The real point is that in conversations and my early blogs, I pointed out that Justice Alito was on the three judge panel that decided U.S. v. Rybar,103 F.3d 273 (3d Cir. 1996). That was the case which earned him the nickname “machinegun Sammy”. But, I have been pointing out as frequently as I can that this case addressed the personal right interpretation of the Second Amendment which was raised as a defence by Rybar. The Rybar court held that the Second Amendment was a collective right, which means that it is to ensure the efficacy of the Militia institution set up under Article I, Section 8.

Justice Alito did dissent, but he did so in a manner similar to Justice Kennedy did in US v Lopez, 514 U.S. 549 (1995) which was to say that he would have found the machinegun statute constitutional had Congress provided a finding that these items were in interstate commerce.

Now, I have raised the question whether this means that Justice Alito follows the collective right interpretation of the Second Amendment whenever I can. I am also curious if stare decisis precludes Justice Alito from taking the individual right interpretation, which most commentators are not sure. I would like to think that it does. Or, failing that, I would like to think that Justice Alito is what I consider a true conservative rather than the idiots who call themselves conservative these days. This means that Justice Alito knows the accepted judicial interpretation of the Second Amendment, which is that it is to ensure the efficacy of the militia set up under Article I, Section 8 and has nothing to do with self-defence, hunting, or shooting sports in general.

It is even sillier to say it has something to do with the ability to revolt against a “tyrannical government”.

As I have before, none of those concepts are mentioned in the Second Amendment, and the right of revolt is totally ridiculous as it goes against everything in the Constitution.

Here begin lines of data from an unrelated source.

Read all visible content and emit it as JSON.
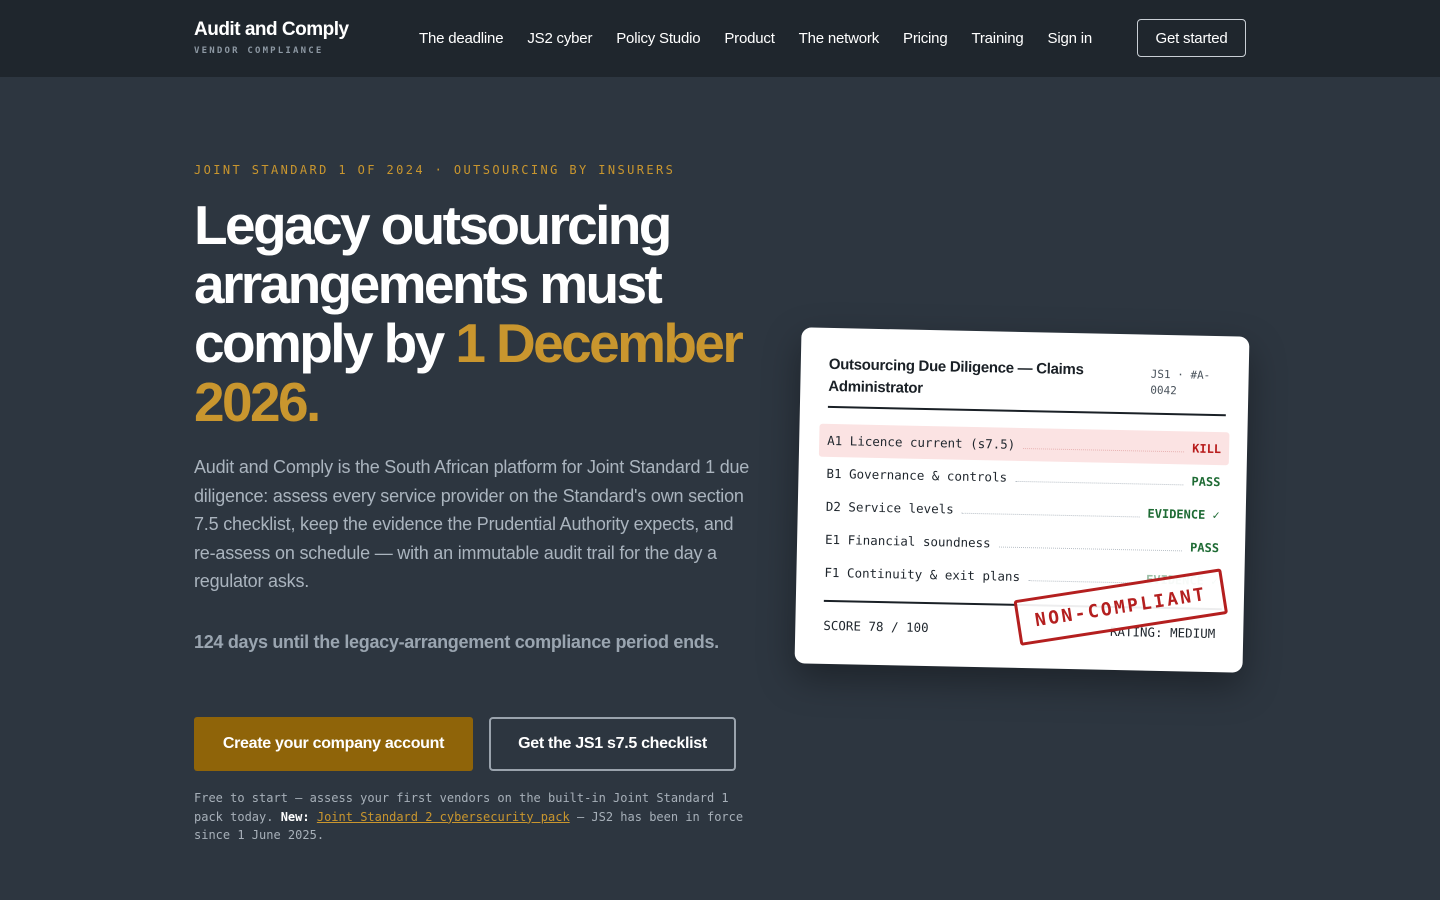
{
  "nav": {
    "brand_name": "Audit and Comply",
    "brand_tag": "VENDOR COMPLIANCE",
    "links": [
      "The deadline",
      "JS2 cyber",
      "Policy Studio",
      "Product",
      "The network",
      "Pricing",
      "Training",
      "Sign in"
    ],
    "cta": "Get started"
  },
  "hero": {
    "eyebrow": "JOINT STANDARD 1 OF 2024 · OUTSOURCING BY INSURERS",
    "headline_plain": "Legacy outsourcing arrangements must comply by ",
    "headline_accent": "1 December 2026.",
    "lede": "Audit and Comply is the South African platform for Joint Standard 1 due diligence: assess every service provider on the Standard's own section 7.5 checklist, keep the evidence the Prudential Authority expects, and re-assess on schedule — with an immutable audit trail for the day a regulator asks.",
    "countdown": "124 days until the legacy-arrangement compliance period ends.",
    "primary_button": "Create your company account",
    "secondary_button": "Get the JS1 s7.5 checklist",
    "fineprint_lead": "Free to start — assess your first vendors on the built-in Joint Standard 1 pack today. ",
    "fineprint_new": "New:",
    "fineprint_link": "Joint Standard 2 cybersecurity pack",
    "fineprint_tail": " — JS2 has been in force since 1 June 2025."
  },
  "card": {
    "title": "Outsourcing Due Diligence — Claims Administrator",
    "ref": "JS1 · #A-0042",
    "rows": [
      {
        "label": "A1 Licence current (s7.5)",
        "status": "KILL"
      },
      {
        "label": "B1 Governance & controls",
        "status": "PASS"
      },
      {
        "label": "D2 Service levels",
        "status": "EVIDENCE ✓"
      },
      {
        "label": "E1 Financial soundness",
        "status": "PASS"
      },
      {
        "label": "F1 Continuity & exit plans",
        "status": "EVIDENCE ✓"
      }
    ],
    "score": "SCORE 78 / 100",
    "rating": "RATING: MEDIUM",
    "stamp": "NON-COMPLIANT"
  },
  "colors": {
    "background": "#2d3640",
    "navbar": "#1f262d",
    "accent": "#c9962e",
    "primary_button": "#8f6409",
    "kill": "#b81c1c",
    "pass": "#1e6b34"
  }
}
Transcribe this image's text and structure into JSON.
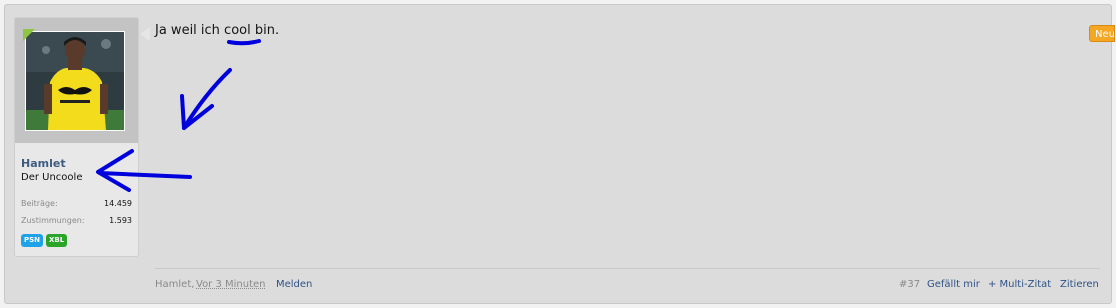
{
  "post": {
    "message": "Ja weil ich cool bin.",
    "new_badge": "Neu",
    "author": {
      "name": "Hamlet",
      "title": "Der Uncoole",
      "stats": [
        {
          "label": "Beiträge:",
          "value": "14.459"
        },
        {
          "label": "Zustimmungen:",
          "value": "1.593"
        }
      ],
      "badges": [
        {
          "label": "PSN",
          "color": "#1fa2e8"
        },
        {
          "label": "XBL",
          "color": "#2aa52a"
        }
      ]
    },
    "footer": {
      "author": "Hamlet,",
      "time": "Vor 3 Minuten",
      "report": "Melden",
      "number": "#37",
      "like": "Gefällt mir",
      "multiquote": "+ Multi-Zitat",
      "quote": "Zitieren"
    }
  },
  "colors": {
    "link": "#2f5386",
    "annotation": "#0000dd",
    "new_badge": "#f5a623"
  }
}
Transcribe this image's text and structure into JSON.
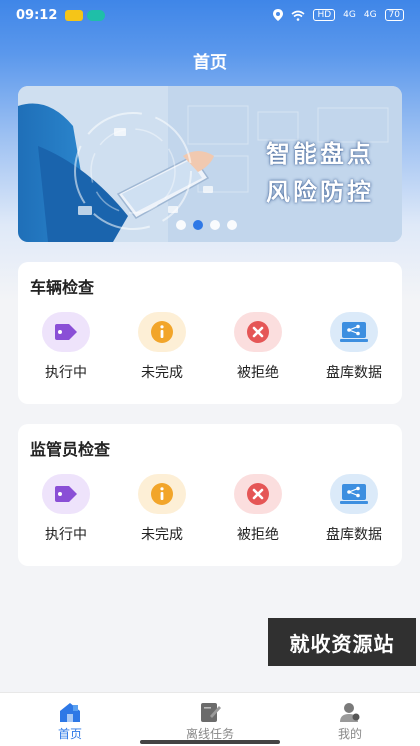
{
  "status_bar": {
    "time": "09:12",
    "right_text": "HD",
    "signal_text": "4G",
    "battery": "70"
  },
  "header": {
    "title": "首页"
  },
  "banner": {
    "line1": "智能盘点",
    "line2": "风险防控",
    "page_count": 4,
    "active_index": 1
  },
  "vehicle_section": {
    "title": "车辆检查",
    "items": [
      {
        "label": "执行中",
        "icon": "tag-icon"
      },
      {
        "label": "未完成",
        "icon": "info-icon"
      },
      {
        "label": "被拒绝",
        "icon": "close-icon"
      },
      {
        "label": "盘库数据",
        "icon": "monitor-share-icon"
      }
    ]
  },
  "supervisor_section": {
    "title": "监管员检查",
    "items": [
      {
        "label": "执行中",
        "icon": "tag-icon"
      },
      {
        "label": "未完成",
        "icon": "info-icon"
      },
      {
        "label": "被拒绝",
        "icon": "close-icon"
      },
      {
        "label": "盘库数据",
        "icon": "monitor-share-icon"
      }
    ]
  },
  "watermark": "就收资源站",
  "tabbar": {
    "items": [
      {
        "label": "首页",
        "icon": "home-icon",
        "active": true
      },
      {
        "label": "离线任务",
        "icon": "notebook-icon",
        "active": false
      },
      {
        "label": "我的",
        "icon": "user-icon",
        "active": false
      }
    ]
  },
  "colors": {
    "accent": "#2e78e6",
    "purple": "#8a4fd6",
    "orange": "#f2a52a",
    "red": "#e55656",
    "blue": "#3d8fe0"
  }
}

I know people who know Justice Alito and they say he is a very intelligent and considered judge. I would like to think that he is not swayed by poor arguments such as the majority of people believe that the Second Amendment guarantees a personal right to things which are not within the scope of that Amendment (self-defence, hunting, shooting sports in general, or “revolt”). It is fallacious reasoning to be swayed by numbers especially when those numbers are wrong.

I read the briefs for Heller that argue the personal right and I see fallacious arguments, false history, misquotations,and so on. The fact is that the Second Amendment has been interpreted as being related to the preservation or efficiency of a well-regulated militia.

The court denied Rybar’s motion to dismiss Counts I and III.
The court held that section 922(o) was “a valid exercise of the
authority granted to Congress under the Commerce Clause” and was
compatible with Second Amendment protections “because this
defendant’s possession of a machine gun was not reasonably
related to the preservation or efficiency of a well-regulated

OK, that may not be the best excerpt from the Rybar decision, but it makes my point.

Please, Justice Alito, you have shown reason in interpretation of the Second Amendment in the past. I hope that you can persuade the other justices that the Personal right interpretation is fallacious and dangerous to society.

You are being “dogged” in this regard.

Note: I just googled “Justice Alito Rybar” and this came up toward the front of the results! I hope Justice Alito reads this!